NOTE: Process 1, 10, 100 zip codes

### Spatially sort the data

In [None]:
# set path to contiguous us point dataset
cont_us_path = "/home/kcpevey/scipy/git/data/contiguous_us.parquet"
# set output path for the spatially sorted data
savepath = '/work/kcpevey/scipy/us_cont_spatiallysorted.parquet'

In [None]:
time_start = datetime.now()
print(f'Started: {time_start}')
    
print('Read parquet')
# ddf11 = dd.read_parquet(cont_us_path_part, engine='pyarrow', gather_statistics=False)
ddf = dd.read_parquet(cont_us_path)

# Create a spatialpandas PointArray from longitude and latitude
print('Create a spatialpandas PointArray from longitude and latitude')
df = ddf.map_partitions(
    lambda df: GeoDataFrame(dict(
        geometry=PointArray(df[['longitude', 'latitude']]),
        **{col: df[col] for col in df.columns}
    ))
)

# Create spatially partitioned parquet file
print('Create spatially partitioned parquet file')
ddf_packed = df.pack_partitions(npartitions=df.npartitions, shuffle='disk')
ddf_packed.to_parquet(savepath)

time_end = datetime.now()
total_time = time_end - time_start
print(f'Total processing time: {total_time}')
print('Complete')

In [None]:
# save some timing information for reporting
with open(f'spatial_sort_time-{datetime.now()}.csv', 'w') as f:
    f.write(f'time_min,npartitions\n{dt/60},{df.npartitions}')
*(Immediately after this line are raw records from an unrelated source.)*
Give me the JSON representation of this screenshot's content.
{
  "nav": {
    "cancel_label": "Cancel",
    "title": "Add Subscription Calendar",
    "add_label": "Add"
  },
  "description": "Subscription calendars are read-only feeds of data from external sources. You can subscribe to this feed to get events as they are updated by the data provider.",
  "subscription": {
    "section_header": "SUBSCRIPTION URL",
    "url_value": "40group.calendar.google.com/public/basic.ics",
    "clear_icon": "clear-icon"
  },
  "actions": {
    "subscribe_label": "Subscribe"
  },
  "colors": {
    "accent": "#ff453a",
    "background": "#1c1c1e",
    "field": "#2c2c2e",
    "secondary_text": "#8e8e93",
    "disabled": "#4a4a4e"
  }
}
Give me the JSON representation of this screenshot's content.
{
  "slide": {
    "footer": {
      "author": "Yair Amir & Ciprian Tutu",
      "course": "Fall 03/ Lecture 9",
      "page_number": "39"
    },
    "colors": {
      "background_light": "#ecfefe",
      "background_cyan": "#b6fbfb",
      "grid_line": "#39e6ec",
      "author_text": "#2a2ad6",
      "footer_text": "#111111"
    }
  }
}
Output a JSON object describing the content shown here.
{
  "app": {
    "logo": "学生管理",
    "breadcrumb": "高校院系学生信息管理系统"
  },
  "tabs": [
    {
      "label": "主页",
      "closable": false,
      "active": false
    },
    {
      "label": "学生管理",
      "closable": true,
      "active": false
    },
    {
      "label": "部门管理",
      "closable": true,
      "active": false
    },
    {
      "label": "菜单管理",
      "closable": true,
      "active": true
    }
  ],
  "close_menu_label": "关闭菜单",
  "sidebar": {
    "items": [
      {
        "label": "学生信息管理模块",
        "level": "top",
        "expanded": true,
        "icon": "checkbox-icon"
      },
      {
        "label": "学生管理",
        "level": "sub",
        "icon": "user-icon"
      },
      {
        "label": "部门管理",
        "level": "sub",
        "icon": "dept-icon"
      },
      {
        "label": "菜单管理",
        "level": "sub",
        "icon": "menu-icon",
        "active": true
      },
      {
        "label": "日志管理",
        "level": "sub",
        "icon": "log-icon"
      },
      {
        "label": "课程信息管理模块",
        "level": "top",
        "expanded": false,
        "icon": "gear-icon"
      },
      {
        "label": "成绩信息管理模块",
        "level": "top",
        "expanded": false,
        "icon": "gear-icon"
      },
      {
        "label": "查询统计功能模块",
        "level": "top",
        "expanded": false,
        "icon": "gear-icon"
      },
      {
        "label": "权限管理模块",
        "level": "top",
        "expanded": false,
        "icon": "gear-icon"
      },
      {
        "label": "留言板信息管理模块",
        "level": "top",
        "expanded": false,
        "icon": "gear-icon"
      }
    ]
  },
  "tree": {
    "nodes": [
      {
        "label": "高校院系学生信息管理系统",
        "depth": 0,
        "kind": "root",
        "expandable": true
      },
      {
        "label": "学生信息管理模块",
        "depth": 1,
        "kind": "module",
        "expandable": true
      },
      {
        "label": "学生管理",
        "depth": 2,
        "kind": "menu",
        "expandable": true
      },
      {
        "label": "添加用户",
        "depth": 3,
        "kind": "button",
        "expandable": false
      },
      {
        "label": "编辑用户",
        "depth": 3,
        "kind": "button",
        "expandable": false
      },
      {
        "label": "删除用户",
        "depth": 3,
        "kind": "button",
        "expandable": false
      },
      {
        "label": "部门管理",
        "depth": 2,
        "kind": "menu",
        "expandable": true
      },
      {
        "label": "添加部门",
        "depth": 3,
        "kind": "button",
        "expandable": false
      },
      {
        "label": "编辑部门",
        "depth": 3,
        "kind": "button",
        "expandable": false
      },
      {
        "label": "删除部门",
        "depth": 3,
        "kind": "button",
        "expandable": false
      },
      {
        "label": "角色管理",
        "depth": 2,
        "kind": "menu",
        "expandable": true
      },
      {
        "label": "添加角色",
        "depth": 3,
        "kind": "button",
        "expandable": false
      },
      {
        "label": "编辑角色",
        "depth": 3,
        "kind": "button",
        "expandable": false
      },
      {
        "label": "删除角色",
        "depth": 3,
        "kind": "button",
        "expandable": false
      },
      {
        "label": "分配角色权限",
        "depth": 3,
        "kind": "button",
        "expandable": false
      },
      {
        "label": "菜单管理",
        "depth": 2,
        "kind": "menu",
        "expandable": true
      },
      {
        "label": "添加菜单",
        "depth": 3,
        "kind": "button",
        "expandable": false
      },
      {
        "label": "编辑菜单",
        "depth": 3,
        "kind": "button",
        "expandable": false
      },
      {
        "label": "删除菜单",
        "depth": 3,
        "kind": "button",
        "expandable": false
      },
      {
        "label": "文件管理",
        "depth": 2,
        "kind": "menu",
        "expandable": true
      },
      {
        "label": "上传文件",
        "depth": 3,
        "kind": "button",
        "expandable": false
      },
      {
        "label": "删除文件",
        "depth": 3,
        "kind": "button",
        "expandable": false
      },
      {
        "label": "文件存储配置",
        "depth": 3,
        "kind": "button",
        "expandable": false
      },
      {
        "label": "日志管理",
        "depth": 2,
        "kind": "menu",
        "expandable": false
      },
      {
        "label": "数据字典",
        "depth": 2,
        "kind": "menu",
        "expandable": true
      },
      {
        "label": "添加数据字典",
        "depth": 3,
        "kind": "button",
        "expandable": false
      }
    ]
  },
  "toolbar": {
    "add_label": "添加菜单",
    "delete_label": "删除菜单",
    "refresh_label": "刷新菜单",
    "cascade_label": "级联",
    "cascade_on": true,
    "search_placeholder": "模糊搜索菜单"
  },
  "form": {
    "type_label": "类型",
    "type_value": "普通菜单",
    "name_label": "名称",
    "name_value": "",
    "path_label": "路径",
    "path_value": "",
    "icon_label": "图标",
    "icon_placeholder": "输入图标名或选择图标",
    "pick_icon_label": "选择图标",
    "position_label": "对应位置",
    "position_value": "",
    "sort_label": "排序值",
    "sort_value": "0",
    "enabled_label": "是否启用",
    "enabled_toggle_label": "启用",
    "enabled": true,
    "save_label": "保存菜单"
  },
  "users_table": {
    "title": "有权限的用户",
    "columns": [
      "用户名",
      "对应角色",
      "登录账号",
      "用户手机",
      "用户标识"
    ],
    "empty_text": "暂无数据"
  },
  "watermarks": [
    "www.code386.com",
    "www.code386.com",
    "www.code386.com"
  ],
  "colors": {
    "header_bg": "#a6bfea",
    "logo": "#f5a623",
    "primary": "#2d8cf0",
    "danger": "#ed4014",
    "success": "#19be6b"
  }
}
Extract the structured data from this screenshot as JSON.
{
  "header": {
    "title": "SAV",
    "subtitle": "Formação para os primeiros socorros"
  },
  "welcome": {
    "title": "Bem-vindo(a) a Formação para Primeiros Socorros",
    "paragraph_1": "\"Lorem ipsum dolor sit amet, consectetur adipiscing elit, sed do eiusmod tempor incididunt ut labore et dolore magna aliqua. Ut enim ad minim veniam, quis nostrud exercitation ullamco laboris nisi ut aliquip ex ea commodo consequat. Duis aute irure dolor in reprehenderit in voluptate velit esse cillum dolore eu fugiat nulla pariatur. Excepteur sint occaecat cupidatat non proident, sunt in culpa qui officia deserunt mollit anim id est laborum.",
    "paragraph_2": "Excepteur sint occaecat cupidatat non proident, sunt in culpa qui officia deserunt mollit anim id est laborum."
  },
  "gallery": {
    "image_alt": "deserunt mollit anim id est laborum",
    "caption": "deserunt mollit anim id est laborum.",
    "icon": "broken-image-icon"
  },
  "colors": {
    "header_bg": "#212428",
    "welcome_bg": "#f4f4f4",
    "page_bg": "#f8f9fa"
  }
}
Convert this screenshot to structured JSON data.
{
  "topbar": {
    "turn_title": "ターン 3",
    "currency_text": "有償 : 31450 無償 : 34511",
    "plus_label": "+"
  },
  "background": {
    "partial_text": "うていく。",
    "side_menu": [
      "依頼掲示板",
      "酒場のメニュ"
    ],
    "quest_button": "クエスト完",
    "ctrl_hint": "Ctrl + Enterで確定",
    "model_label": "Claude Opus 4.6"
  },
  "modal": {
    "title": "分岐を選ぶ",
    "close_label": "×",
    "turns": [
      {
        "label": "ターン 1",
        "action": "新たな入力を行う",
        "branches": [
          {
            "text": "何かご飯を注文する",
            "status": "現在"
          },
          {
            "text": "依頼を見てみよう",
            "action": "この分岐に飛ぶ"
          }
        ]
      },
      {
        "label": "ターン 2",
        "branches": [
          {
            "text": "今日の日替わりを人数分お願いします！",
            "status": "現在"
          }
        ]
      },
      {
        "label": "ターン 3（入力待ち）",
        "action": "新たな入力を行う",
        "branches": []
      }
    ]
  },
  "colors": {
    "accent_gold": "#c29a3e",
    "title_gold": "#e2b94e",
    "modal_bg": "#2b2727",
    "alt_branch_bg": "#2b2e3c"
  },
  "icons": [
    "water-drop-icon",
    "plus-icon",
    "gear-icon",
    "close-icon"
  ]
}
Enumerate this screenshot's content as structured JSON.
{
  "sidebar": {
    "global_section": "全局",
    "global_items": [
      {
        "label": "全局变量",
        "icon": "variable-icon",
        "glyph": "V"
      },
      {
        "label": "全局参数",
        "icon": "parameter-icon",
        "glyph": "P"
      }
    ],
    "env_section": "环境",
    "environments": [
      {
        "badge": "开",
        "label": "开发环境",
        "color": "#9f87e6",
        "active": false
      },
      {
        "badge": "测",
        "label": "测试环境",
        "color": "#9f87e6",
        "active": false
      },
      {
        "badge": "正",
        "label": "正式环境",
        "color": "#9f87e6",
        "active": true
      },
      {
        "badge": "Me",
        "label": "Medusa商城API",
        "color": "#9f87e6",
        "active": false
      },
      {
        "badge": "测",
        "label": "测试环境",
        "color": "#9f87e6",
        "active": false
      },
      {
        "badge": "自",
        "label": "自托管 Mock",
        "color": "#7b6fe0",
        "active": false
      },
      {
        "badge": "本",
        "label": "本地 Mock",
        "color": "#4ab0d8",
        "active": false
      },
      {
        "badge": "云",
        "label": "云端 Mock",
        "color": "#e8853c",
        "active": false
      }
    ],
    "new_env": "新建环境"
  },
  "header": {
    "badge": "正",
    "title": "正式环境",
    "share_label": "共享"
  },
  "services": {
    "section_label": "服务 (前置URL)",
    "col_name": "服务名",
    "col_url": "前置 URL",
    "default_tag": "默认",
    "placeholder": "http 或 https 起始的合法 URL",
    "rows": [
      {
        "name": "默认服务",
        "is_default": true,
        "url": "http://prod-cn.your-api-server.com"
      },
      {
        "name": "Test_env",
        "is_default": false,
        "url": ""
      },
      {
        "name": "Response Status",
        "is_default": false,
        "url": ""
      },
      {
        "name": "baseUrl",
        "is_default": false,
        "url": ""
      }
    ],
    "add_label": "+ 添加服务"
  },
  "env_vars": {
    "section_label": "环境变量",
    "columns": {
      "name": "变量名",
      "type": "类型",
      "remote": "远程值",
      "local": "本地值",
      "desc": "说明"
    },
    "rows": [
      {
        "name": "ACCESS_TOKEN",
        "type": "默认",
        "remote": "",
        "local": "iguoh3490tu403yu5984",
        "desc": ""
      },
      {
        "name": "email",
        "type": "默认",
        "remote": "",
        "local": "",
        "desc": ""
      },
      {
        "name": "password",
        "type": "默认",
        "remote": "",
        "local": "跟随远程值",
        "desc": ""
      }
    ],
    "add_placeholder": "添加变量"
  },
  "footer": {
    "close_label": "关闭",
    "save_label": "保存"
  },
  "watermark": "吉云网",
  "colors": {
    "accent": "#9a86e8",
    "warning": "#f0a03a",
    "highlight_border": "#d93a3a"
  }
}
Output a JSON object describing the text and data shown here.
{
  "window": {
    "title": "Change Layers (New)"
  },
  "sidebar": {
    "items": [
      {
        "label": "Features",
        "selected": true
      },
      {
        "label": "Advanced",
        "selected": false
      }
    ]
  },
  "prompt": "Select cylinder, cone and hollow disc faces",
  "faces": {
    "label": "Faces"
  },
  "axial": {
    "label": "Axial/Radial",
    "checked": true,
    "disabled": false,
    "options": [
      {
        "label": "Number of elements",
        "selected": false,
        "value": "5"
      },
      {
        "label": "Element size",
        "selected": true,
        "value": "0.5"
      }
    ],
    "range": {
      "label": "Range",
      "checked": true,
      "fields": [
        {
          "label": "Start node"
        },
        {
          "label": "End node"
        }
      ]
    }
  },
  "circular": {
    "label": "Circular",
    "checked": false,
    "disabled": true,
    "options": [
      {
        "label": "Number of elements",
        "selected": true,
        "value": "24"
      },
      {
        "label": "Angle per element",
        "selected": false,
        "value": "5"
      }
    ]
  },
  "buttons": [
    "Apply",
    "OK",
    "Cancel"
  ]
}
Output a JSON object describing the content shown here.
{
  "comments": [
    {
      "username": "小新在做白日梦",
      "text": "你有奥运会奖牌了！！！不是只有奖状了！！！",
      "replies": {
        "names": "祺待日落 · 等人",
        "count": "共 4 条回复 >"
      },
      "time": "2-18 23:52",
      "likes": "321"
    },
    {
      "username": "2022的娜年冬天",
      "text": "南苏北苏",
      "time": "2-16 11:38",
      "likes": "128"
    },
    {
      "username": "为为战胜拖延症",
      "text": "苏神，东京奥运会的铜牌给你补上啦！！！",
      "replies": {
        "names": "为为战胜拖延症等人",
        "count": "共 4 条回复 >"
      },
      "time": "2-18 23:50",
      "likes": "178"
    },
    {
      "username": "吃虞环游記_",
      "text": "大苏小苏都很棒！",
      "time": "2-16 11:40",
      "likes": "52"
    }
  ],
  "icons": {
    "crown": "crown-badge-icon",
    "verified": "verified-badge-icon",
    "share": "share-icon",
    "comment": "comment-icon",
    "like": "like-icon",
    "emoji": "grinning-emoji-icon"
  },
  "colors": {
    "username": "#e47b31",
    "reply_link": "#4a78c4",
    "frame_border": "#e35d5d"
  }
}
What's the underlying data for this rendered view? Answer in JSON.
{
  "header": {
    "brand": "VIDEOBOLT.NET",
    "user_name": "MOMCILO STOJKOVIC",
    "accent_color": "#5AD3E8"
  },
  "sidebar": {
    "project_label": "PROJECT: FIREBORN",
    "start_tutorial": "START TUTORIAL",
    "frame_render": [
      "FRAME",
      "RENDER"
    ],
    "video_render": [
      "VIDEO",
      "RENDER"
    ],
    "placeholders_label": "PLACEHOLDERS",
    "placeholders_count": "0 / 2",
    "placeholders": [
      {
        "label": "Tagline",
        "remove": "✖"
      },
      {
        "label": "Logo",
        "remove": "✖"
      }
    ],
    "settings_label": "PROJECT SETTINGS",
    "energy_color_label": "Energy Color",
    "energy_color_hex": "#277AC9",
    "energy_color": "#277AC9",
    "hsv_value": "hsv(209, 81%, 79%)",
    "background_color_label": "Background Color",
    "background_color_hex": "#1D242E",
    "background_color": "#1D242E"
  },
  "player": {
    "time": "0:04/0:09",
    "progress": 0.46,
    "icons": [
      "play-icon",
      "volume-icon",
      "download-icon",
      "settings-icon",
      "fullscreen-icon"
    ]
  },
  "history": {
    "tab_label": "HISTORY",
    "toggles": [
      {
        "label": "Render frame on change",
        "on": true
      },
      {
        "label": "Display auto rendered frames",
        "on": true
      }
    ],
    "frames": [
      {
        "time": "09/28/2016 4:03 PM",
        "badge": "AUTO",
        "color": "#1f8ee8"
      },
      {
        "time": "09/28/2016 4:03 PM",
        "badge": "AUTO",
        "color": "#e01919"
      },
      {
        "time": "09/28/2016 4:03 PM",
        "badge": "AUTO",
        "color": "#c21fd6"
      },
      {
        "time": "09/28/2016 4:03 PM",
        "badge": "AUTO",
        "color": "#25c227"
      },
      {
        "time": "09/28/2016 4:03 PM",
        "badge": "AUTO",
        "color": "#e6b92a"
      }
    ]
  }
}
The following is straight out of the spatialpandas overview example https://github.com/holoviz/spatialpandas/blob/master/examples/Overview.ipynb

### View the partitions before and after sorting

In [None]:
import numpy as np
import pandas as pd
def plot_partitions(ddf):
    # Get divisions array
    divs = np.array(ddf.divisions)[:-1]
    
    # Add categorical "partition" column
    ddf2 = ddf.map_partitions(
        lambda df: df.assign(
            partition=pd.Categorical(np.searchsorted(divs, df.index, side="right"))
        )
    ).compute()
    
    # Create Datashader image, coloring countries by partition
    cvs = ds.Canvas(plot_width=650, plot_height=400)
    agg = cvs.points(ddf2, geometry='geometry', agg=ds.count_cat('partition'))
    return ds.transfer_functions.shade(agg)


In [None]:
plot_partitions(df)

In [None]:
plot_partitions(ddf_packed)

### Open the data to ensure that it loads properly

In [None]:
df = spatialpandas.io.read_parquet_dask(savepath)
df.head()

### Shut down the cluster

In [None]:
cluster.scale(0)
client.close()
cluster.close()